Мне приходится спать на животе, чтобы Муки мог уютно устроиться у меня на затылке под моими длинными волосами. Он просыпается 4–5 раз за ночь, чтобы попить молока: забирается ко мне на лицо и потирает мое ухо. После кормления он должен пописать и покакать, но не всегда принимает во внимание, что для этого нужно покинуть пределы моей кровати. Он предпочитает возвращаться к моим все более и более напоминающим воронье гнездо волосам. Как правило, ночью он становится смелее – исследует, бегает по моему телу и лихорадочно лазает по сетке от москитов. Его активность достигает пика около четырех утра и заключается в том, что он изо всех сил трет мои уши и изучает волосы. Этим утром я выгляжу как Роберт Смит из рок-группы The Cure.

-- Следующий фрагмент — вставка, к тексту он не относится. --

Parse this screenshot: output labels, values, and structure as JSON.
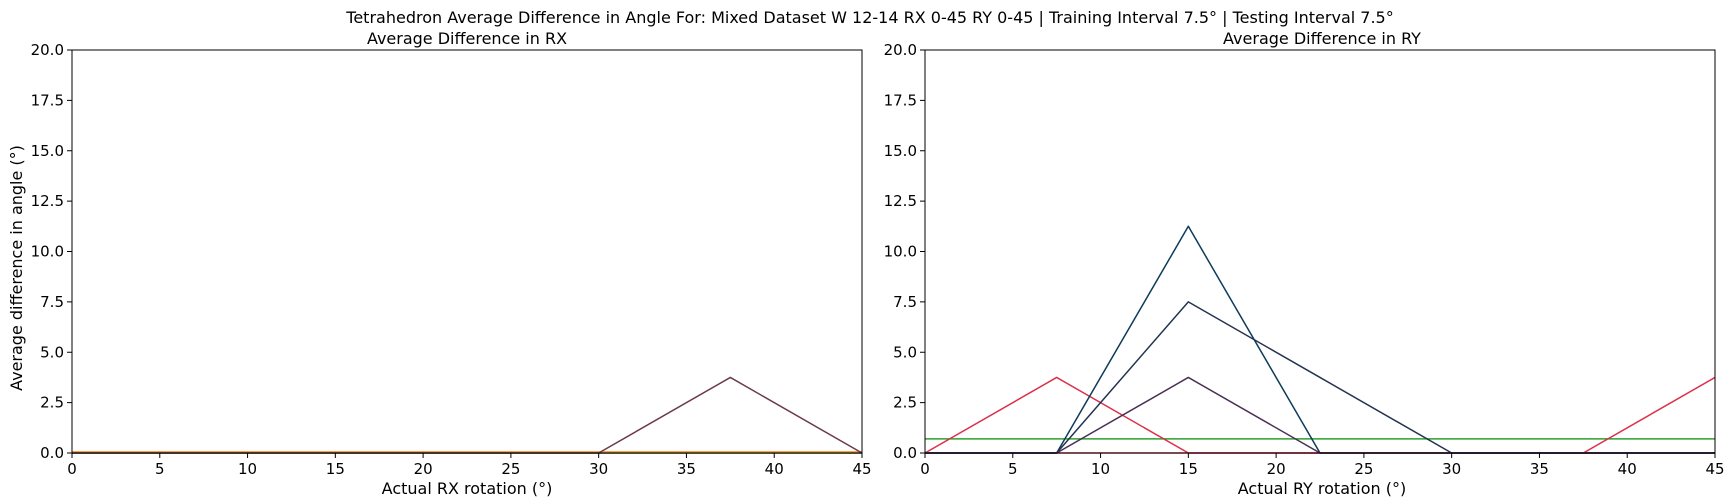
{
  "figure": {
    "title": "Tetrahedron Average Difference in Angle For: Mixed Dataset W 12-14 RX 0-45 RY 0-45 | Training Interval 7.5° | Testing Interval 7.5°"
  },
  "chart_data": [
    {
      "type": "line",
      "title": "Average Difference in RX",
      "xlabel": "Actual RX rotation (°)",
      "ylabel": "Average difference in angle (°)",
      "xlim": [
        0,
        45
      ],
      "ylim": [
        0,
        20
      ],
      "xticks": [
        0,
        5,
        10,
        15,
        20,
        25,
        30,
        35,
        40,
        45
      ],
      "yticks": [
        0.0,
        2.5,
        5.0,
        7.5,
        10.0,
        12.5,
        15.0,
        17.5,
        20.0
      ],
      "grid": false,
      "series": [
        {
          "color": "#1f77b4",
          "x": [
            0,
            7.5,
            15,
            22.5,
            30,
            37.5,
            45
          ],
          "y": [
            0,
            0,
            0,
            0,
            0,
            0,
            0
          ]
        },
        {
          "color": "#2ca02c",
          "x": [
            0,
            7.5,
            15,
            22.5,
            30,
            37.5,
            45
          ],
          "y": [
            0,
            0,
            0,
            0,
            0,
            0,
            0
          ]
        },
        {
          "color": "#ff7f0e",
          "x": [
            0,
            7.5,
            15,
            22.5,
            30,
            37.5,
            45
          ],
          "y": [
            0.05,
            0.05,
            0.05,
            0.05,
            0.05,
            0.05,
            0.05
          ]
        },
        {
          "color": "#6b3a4a",
          "x": [
            0,
            7.5,
            15,
            22.5,
            30,
            37.5,
            45
          ],
          "y": [
            0,
            0,
            0,
            0,
            0,
            3.75,
            0
          ]
        }
      ]
    },
    {
      "type": "line",
      "title": "Average Difference in RY",
      "xlabel": "Actual RY rotation (°)",
      "ylabel": "",
      "xlim": [
        0,
        45
      ],
      "ylim": [
        0,
        20
      ],
      "xticks": [
        0,
        5,
        10,
        15,
        20,
        25,
        30,
        35,
        40,
        45
      ],
      "yticks": [
        0.0,
        2.5,
        5.0,
        7.5,
        10.0,
        12.5,
        15.0,
        17.5,
        20.0
      ],
      "grid": false,
      "series": [
        {
          "color": "#2ca02c",
          "x": [
            0,
            7.5,
            15,
            22.5,
            30,
            37.5,
            45
          ],
          "y": [
            0.7,
            0.7,
            0.7,
            0.7,
            0.7,
            0.7,
            0.7
          ]
        },
        {
          "color": "#dc2f4a",
          "x": [
            0,
            7.5,
            15,
            22.5,
            30,
            37.5,
            45
          ],
          "y": [
            0,
            3.75,
            0,
            0,
            0,
            0,
            0
          ]
        },
        {
          "color": "#dc2f4a",
          "x": [
            0,
            7.5,
            15,
            22.5,
            30,
            37.5,
            45
          ],
          "y": [
            0,
            0,
            0,
            0,
            0,
            0,
            3.75
          ]
        },
        {
          "color": "#0d3b5a",
          "x": [
            0,
            7.5,
            15,
            22.5,
            30,
            37.5,
            45
          ],
          "y": [
            0,
            0,
            11.25,
            0,
            0,
            0,
            0
          ]
        },
        {
          "color": "#243352",
          "x": [
            0,
            7.5,
            15,
            22.5,
            30,
            37.5,
            45
          ],
          "y": [
            0,
            0,
            7.5,
            3.75,
            0,
            0,
            0
          ]
        },
        {
          "color": "#4a2f55",
          "x": [
            0,
            7.5,
            15,
            22.5,
            30,
            37.5,
            45
          ],
          "y": [
            0,
            0,
            3.75,
            0,
            0,
            0,
            0
          ]
        }
      ]
    }
  ]
}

Согласно Дарвину, все это должно было стать моей второй натурой. Должен был пробудиться материнский инстинкт и превратить меня в интуитивно мудрую и самоотверженную медсестру. Но правда в том, что этот опыт оказался для меня чрезвычайно тяжелым – я чувствовала себя раздраженной, измученной и не горела желанием повторять это печальное испытание, хотя бы ради моих оскверненных испражнениями волос. В то время мне было тридцать девять, и я мучилась вопросом, стоит ли мне самой заводить детей. Моя ночь с Муки только укрепила подозрение, что я происходила из длинной линии не особо заботливых женщин. Если и существует такая вещь, как материнский инстинкт, то я почти уверовала в то, что у меня его нет.

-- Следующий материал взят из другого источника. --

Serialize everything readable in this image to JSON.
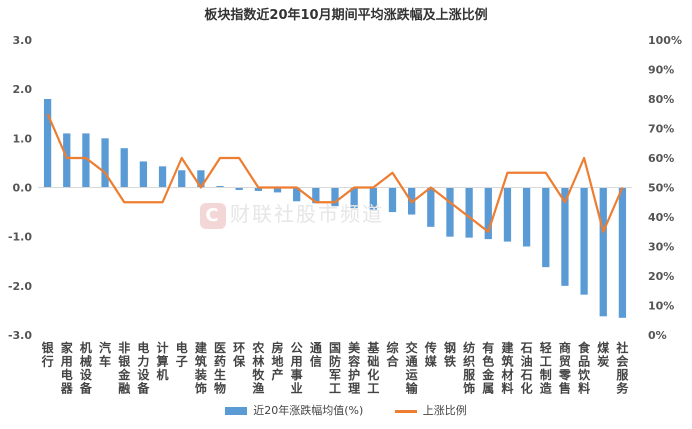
{
  "chart_data": {
    "type": "bar",
    "title": "板块指数近20年10月期间平均涨跌幅及上涨比例",
    "categories": [
      "银行",
      "家用电器",
      "机械设备",
      "汽车",
      "非银金融",
      "电力设备",
      "计算机",
      "电子",
      "建筑装饰",
      "医药生物",
      "环保",
      "农林牧渔",
      "房地产",
      "公用事业",
      "通信",
      "国防军工",
      "美容护理",
      "基础化工",
      "综合",
      "交通运输",
      "传媒",
      "钢铁",
      "纺织服饰",
      "有色金属",
      "建筑材料",
      "石油石化",
      "轻工制造",
      "商贸零售",
      "食品饮料",
      "煤炭",
      "社会服务"
    ],
    "series": [
      {
        "name": "近20年涨跌幅均值(%)",
        "type": "bar",
        "axis": "left",
        "values": [
          1.8,
          1.1,
          1.1,
          1.0,
          0.8,
          0.53,
          0.43,
          0.35,
          0.35,
          0.03,
          -0.05,
          -0.07,
          -0.1,
          -0.28,
          -0.32,
          -0.38,
          -0.42,
          -0.45,
          -0.5,
          -0.55,
          -0.8,
          -1.0,
          -1.02,
          -1.05,
          -1.1,
          -1.2,
          -1.62,
          -2.0,
          -2.18,
          -2.62,
          -2.65
        ]
      },
      {
        "name": "上涨比例",
        "type": "line",
        "axis": "right",
        "values": [
          75,
          60,
          60,
          55,
          45,
          45,
          45,
          60,
          50,
          60,
          60,
          50,
          50,
          50,
          45,
          45,
          50,
          50,
          55,
          45,
          50,
          45,
          40,
          35,
          55,
          55,
          55,
          45,
          60,
          35,
          50
        ]
      }
    ],
    "ylim_left": [
      -3.0,
      3.0
    ],
    "left_ticks": [
      "3.0",
      "2.0",
      "1.0",
      "0.0",
      "-1.0",
      "-2.0",
      "-3.0"
    ],
    "ylim_right": [
      0,
      100
    ],
    "right_ticks": [
      "100%",
      "90%",
      "80%",
      "70%",
      "60%",
      "50%",
      "40%",
      "30%",
      "20%",
      "10%",
      "0%"
    ],
    "legend_position": "bottom",
    "grid": false,
    "colors": {
      "bar": "#5b9bd5",
      "line": "#ed7d31"
    }
  },
  "watermark_text": "财联社股市频道",
  "watermark_logo": "C"
}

Миф о материнском инстинкте

Самки животных долгое время воспринимались исключительно как матери, как будто никакой другой роли для них не существовало. Материнство – эмоциональная тема, синонимичная заботе и самопожертвованию, и как таковая пронизана заблуждениями, наиболее фундаментальным из которых является то, что все самки рождаются матерями по своей натуре, они изначально наделены этим мистическим материнским инстинктом, который заставляет их без усилий интуитивно понимать все потребности своего потомства.

Наиболее очевидный изъян этой идеи заключается в том, что, согласно ей, забота о детенышах является исключительно обязанностью самки. Мать Муки кормила бы его грудью каждые несколько часов. Но после очередного кормления она бы прогоняла его, совершенно несентиментально кусая за лапы или хвост и заставляя его отца брать на себя роль основного родителя и таскать Муки 90 % времени.

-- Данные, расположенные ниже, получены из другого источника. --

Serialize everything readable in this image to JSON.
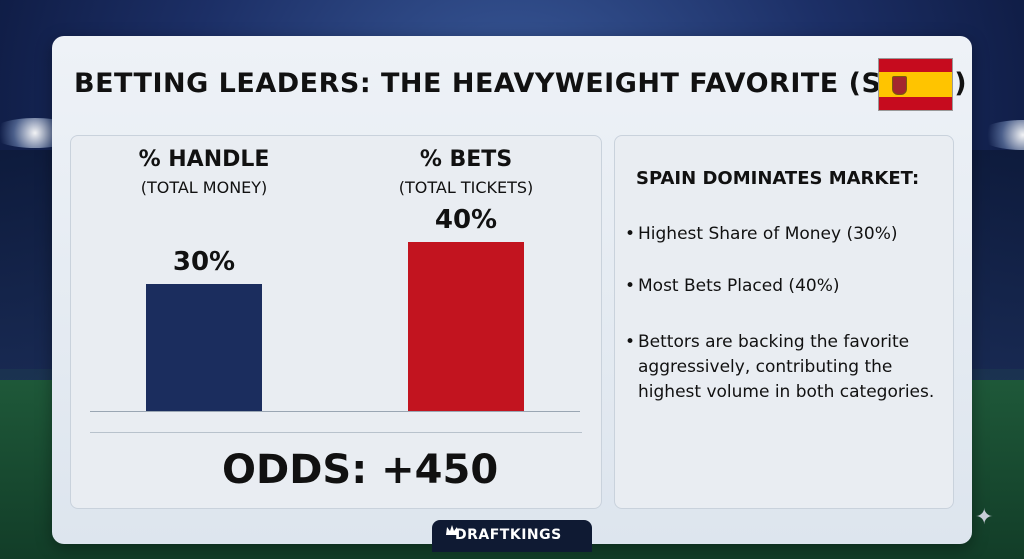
{
  "title": "BETTING LEADERS: THE HEAVYWEIGHT FAVORITE (SPAIN)",
  "chart_data": {
    "type": "bar",
    "categories": [
      "% HANDLE",
      "% BETS"
    ],
    "category_sublabels": [
      "(TOTAL MONEY)",
      "(TOTAL TICKETS)"
    ],
    "values": [
      30,
      40
    ],
    "value_labels": [
      "30%",
      "40%"
    ],
    "colors": [
      "#1b2d5e",
      "#c2141f"
    ],
    "ylim": [
      0,
      62
    ]
  },
  "odds": "ODDS: +450",
  "info": {
    "heading": "SPAIN DOMINATES MARKET:",
    "bullets": [
      "Highest Share of Money (30%)",
      "Most Bets Placed (40%)",
      "Bettors are backing the favorite aggressively, contributing the highest volume in both categories."
    ]
  },
  "brand": "DRAFTKINGS",
  "colors": {
    "accent_red": "#c2141f",
    "accent_navy": "#1b2d5e",
    "panel": "#e9edf2"
  }
}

Самоотверженный уход за детьми, демонстрируемый отцами ночных обезьян, по общему признанию, не является нормой среди млекопитающих (лишь у одного из десяти видов можно наблюдать прямую заботу самцов о детенышах). Это объясняется тем фактом, что самки плацентарных млекопитающих физически отвечают как за высиживание, так и за кормление своих детенышей, что не позволяет им уклониться от ухода за потомством. У самцов млекопитающих могут быть соски, но только у самки они вырабатывают молоко, за несколькими примечательными исключениями: два вида фруктовых летучих мышей, некоторые инбредные домашние овцы и несколько выживших военнопленных времен Второй мировой войны.[32] У многих лактация длится гораздо дольше, чем беременность, и привязывает их к родительским обязанностям на месяцы, если не на годы (например, известно, что орангутанги кормят грудью в течение восьми или девяти лет). Эта ответственность долгое время рассматривалась как ограничение для самок: дорогостоящее энергетическое препятствие, которое ограничивает доступные им жизненные стратегии. Самцы млекопитающих, напротив, могут все бросить в любой момент после оплодотворения и тратить свою энергию на размножение с несколькими самками и борьбу с другими самцами.

Как только самки освобождаются от физиологических обязанностей в виде беременности и лактации, как и в остальном животном мире, отцы становятся гораздо более преданными. Среди птиц забота обоих родителей составляет подавляющее большинство, при этом 90 % птичьих пар разделяют нагрузку. Откатимся назад по эволюционной шкале, и отцовская забота станет не только более распространенной, но и попросту привычной. Среди рыб почти у двух третей видов всю заботу по уходу за потомством выполняют отцы-одиночки, а мамы лишь жертвуют икру, прежде чем исчезнуть навсегда. Некоторые, как самец морского конька, даже рожают.